Obsession Is the Best Predictor of Audio Evolution

More of the Music of Ambrosia

Ambrosia‘s debut is an album we admit to being obsessed with.

It is our contention that to reach the most advanced levels of audio, you have to do two things.

Firstly, you must become obsessed with getting your favorite albums to sound their best, and,

Secondly, you must then turn your obsession with those albums into concrete action.

What kind of action? Finding better sounding pressings and improving your stereo and room.

We wrote about it here. An excerpt:

As a budding audiophile, I went out of my way to acquire any piece of equipment that could make these records from the ’70s (the decade of my formative music-buying years) sound better than the gear I was then using. It’s the challenging recordings by Crosby, Stills, Nash and Young, as well as scores of other pop and rock artists like them, that drove my pursuit of higher quality audio, starting all the way back in high school.

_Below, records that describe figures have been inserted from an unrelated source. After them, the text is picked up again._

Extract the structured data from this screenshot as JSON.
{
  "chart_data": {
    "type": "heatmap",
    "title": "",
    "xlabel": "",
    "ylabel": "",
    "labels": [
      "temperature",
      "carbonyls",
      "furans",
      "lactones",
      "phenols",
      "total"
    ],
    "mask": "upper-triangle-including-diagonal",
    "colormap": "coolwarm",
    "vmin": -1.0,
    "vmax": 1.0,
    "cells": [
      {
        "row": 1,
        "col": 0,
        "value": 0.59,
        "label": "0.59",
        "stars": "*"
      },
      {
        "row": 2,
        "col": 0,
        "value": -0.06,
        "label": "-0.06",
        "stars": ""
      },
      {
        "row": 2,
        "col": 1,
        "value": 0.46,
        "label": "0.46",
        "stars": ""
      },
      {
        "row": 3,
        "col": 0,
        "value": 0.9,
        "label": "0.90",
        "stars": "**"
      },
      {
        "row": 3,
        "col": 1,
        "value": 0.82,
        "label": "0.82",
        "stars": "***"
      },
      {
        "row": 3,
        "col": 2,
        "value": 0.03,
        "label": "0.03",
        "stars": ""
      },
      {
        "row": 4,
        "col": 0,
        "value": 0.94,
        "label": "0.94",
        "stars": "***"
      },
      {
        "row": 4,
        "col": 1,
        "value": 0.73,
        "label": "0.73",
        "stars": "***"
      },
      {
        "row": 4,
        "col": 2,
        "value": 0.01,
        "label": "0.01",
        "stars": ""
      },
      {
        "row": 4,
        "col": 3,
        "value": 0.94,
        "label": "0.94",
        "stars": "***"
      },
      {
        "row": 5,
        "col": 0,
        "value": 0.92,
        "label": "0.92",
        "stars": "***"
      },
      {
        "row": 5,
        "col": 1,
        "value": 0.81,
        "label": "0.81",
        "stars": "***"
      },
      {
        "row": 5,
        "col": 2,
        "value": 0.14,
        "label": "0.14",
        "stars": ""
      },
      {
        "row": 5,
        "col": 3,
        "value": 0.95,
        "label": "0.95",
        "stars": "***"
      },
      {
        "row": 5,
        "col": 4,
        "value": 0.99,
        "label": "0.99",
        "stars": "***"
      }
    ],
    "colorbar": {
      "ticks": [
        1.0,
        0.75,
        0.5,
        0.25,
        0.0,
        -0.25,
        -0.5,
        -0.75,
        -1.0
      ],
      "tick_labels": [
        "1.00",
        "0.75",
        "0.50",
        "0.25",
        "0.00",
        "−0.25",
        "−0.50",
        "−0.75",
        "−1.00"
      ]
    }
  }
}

And here I am — here we are — still at it, forty years later, because the music still sounds fresh and original, and the pressings that we find get better and better with each passing year.

That kind of progress is proof that we’re doing it right. It’s a good test for any audiophile. If you are actively and seriously pursuing this hobby, perhaps as many as nine out of ten non-audiophile pressings in your collection should sound better with each passing year.

As your stereo improves, not to mention your critical listening skills, the shortcomings of some of them will no doubt become more apparent. For the most part, however, with continual refinements and improvements to your system and room, vintage pressings will sound better and better the longer you stay active in the hobby.

That’s what makes it fun to play old records: The sound just keeps getting better!


Checking Off Three of the Biggest Boxes

  1. It’s a Must Own record.
  2. It’s a rock and pop Masterpiece.
  3. And it’s a personal favorite of mine.

The blog you are on now as well as our website are both devoted to very special records such as these.

In my opinion, this is also a record that should be more popular with audiophiles. If you have not heard this classic, check it out. It is the very definition of the kind of Big Production Rock I have been listening to since I first fell in love with it back in the mid-Seventies. That was about fifty years ago and I still play the album regularly for enjoyment. I have never tired of the music in all that time and I don’t think I ever will.

I’m sure you have plenty of records you feel the same way about in your collection. This is one of mine.

It is the very definition of a big speaker album. The better pressings have the kind of ENERGY in their grooves that are sure to have most audiophile systems begging for mercy.

This is The Audio Challenge that awaits you. If you don’t have a system designed to play records with this kind of SONIC POWER, don’t expect to hear them the way the band, Alan Parsons, Doug Sax and everybody else involved in the production wanted you to.

This album wants to rock your world, and that’s exactly what our Hot Stamper pressings are especially good at doing.

Ambrosia is one of the most influential and important artists/bands in my growth as a music lover and audiophile, joining the ranks of Roxy Music, 10cc, Steely Dan, Yes, Bowie, Supertramp, Eno, Talking Heads, Jethro Tull, Elton John, The Beatles, Crosby, Stills and Nash, The Cars, Led Zeppelin, Cat Stevens and countless others, musicians and bands who were clearly dedicated to making higher quality recordings, the kinds of recordings that would only truly come alive in the homes of those with the most advanced audio equipment.

My system was forced to evolve in order to reproduce the scores of challenging recordings issued by these groups in the ’70s.

It’s clear that these albums informed not only my taste in music but the actual stereo I play that music on. It’s what progress in audio is all about. I’ve had large scale dynamic speakers for close to five decades, precisely in order to play demanding recordings such as these, the music I fell in love with all those years ago.

Naturally it’s also part of our extensive listening in depth series. Any record we get obsessed with we tend to play hundreds and hundreds of times and make notes of what to listen for on specific tracks.

There is no question that this band, their producers and their engineers sweated every detail of this remarkable recording. They went the distance. In the end they brought in Alan Parsons to mix it, and Doug Sax to master it. The result is a masterpiece, an album that stands well above their others.

What Is Ambrosia?

It’s not prog. It’s not pop. It’s not rock. It’s Ambrosia — the food of the gods.

The best copies have everything you could ask for from a recording: Tubey Magical mids; richness and fullness; big punchy drums; delicate, breathy vocals; startling immediacy; huge energy; top-notch transparency and impressive clarity — all while staying smooth and natural.

The one album that I would say it most resembles is Dark Side of the Moon. (Note the Parsons connection.) Like DSOTM, Ambrosia is neither Pop nor Prog but a wonderful mix of both and more. 

Perhaps hearing Dark Side of the Moon was what made you realize how good a record could sound. Looking back on it over the last forty plus years, it’s clear to me now that this Ambrosia album, along with a score of others, is one of the surest reasons I became an audiophile in the first place, and stuck with it for so long. What could be better than hearing music you love sound so good?